Hasilnya? Belajar nggak fokus & skor nggak naik-naik.
Yuk kita bongkar bareng!”
Mitos #1:
“Harus terdengar kayak native untuk dapat skor tinggi.”
Fakta:
“Examiner nggak cari aksen native.
Yang dinilai: grammar, vocab, pronunciation, coherence.
Banyak non-native bisa dapat 7.5+ dengan aksen natural mereka.”
Mitos #2:
“Speaking test cuma dinilai grammar.”
Fakta:
“Selain grammar, examiner nilai kelancaran, kosakata, pronunciation, dan cara mengembangkan jawaban.
Jadi nggak perlu terlalu formal, yang penting lancar & nyambung.”
Mitos #3:
“Semakin panjang Writing, semakin tinggi skor.”
Fakta:
“Panjang memang harus sesuai (150 & 250 kata),
tapi kualitas ide & struktur jauh lebih penting.

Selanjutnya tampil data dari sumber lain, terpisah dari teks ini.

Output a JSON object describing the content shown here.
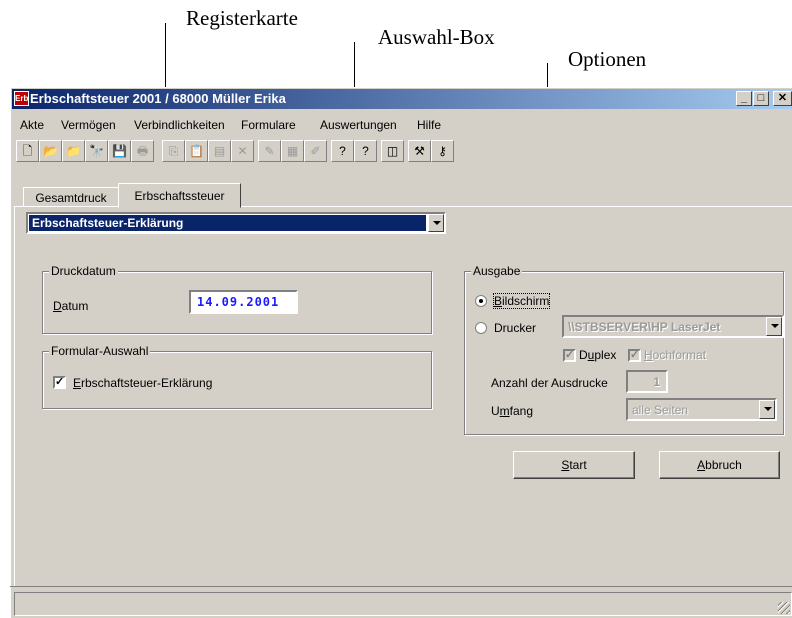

Terlalu panjang bisa bikin ide berputar-putar → skor turun.”
Mitos #4:
“Listening gampang, jadi nggak perlu latihan banyak.”
Fakta:
“Listening tricky karena audio cuma diputar sekali.

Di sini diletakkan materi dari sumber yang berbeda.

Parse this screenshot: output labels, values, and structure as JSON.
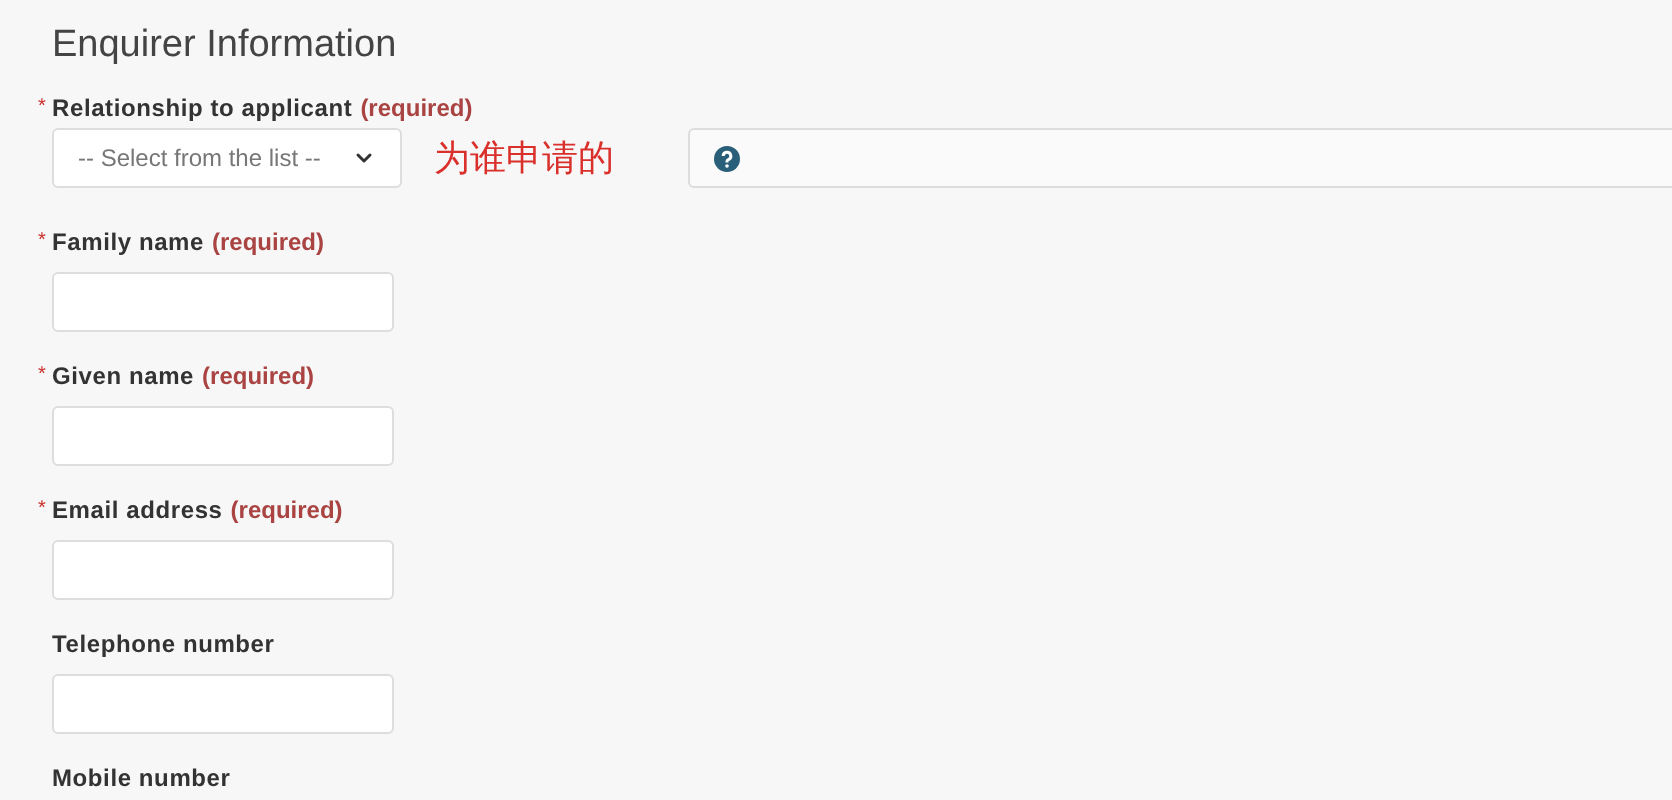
{
  "heading": "Enquirer Information",
  "fields": [
    {
      "kind": "select",
      "marker": "*",
      "label": "Relationship to applicant",
      "note": "(required)",
      "placeholder": "-- Select from the list --",
      "annotation": "为谁申请的",
      "help": true
    },
    {
      "kind": "text",
      "marker": "*",
      "label": "Family name",
      "note": "(required)"
    },
    {
      "kind": "text",
      "marker": "*",
      "label": "Given name",
      "note": "(required)"
    },
    {
      "kind": "text",
      "marker": "*",
      "label": "Email address",
      "note": "(required)"
    },
    {
      "kind": "text",
      "label": "Telephone number"
    },
    {
      "kind": "label",
      "label": "Mobile number"
    }
  ]
}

Latihan penting untuk biasain telinga dengan berbagai aksen
(Australia, UK, US, Kanada).”
Mitos #5:
“Reading cuma soal terjemahin teks.”
Fakta:
“Reading uji kecepatan & strategi cari info.
Kalau kamu baca kata per kata, waktu pasti habis.
Harus bisa skimming & scanning dengan cepat.”
Insight:
“Lima mitos ini bikin banyak orang salah strategi.
Kalau kamu tahu faktanya, cara belajar jadi lebih efektif.”
Tips Singkat:
- Latihan semua skill secara seimbang
- Pakai timer biar kebiasa dengan waktu asli
- Review hasil latihan & catat kesalahan
Penutup:
“Mulai sekarang, fokus ke fakta, bukan mitos.
Belajar jadi lebih terarah → peluang dapat skor impian makin besar.”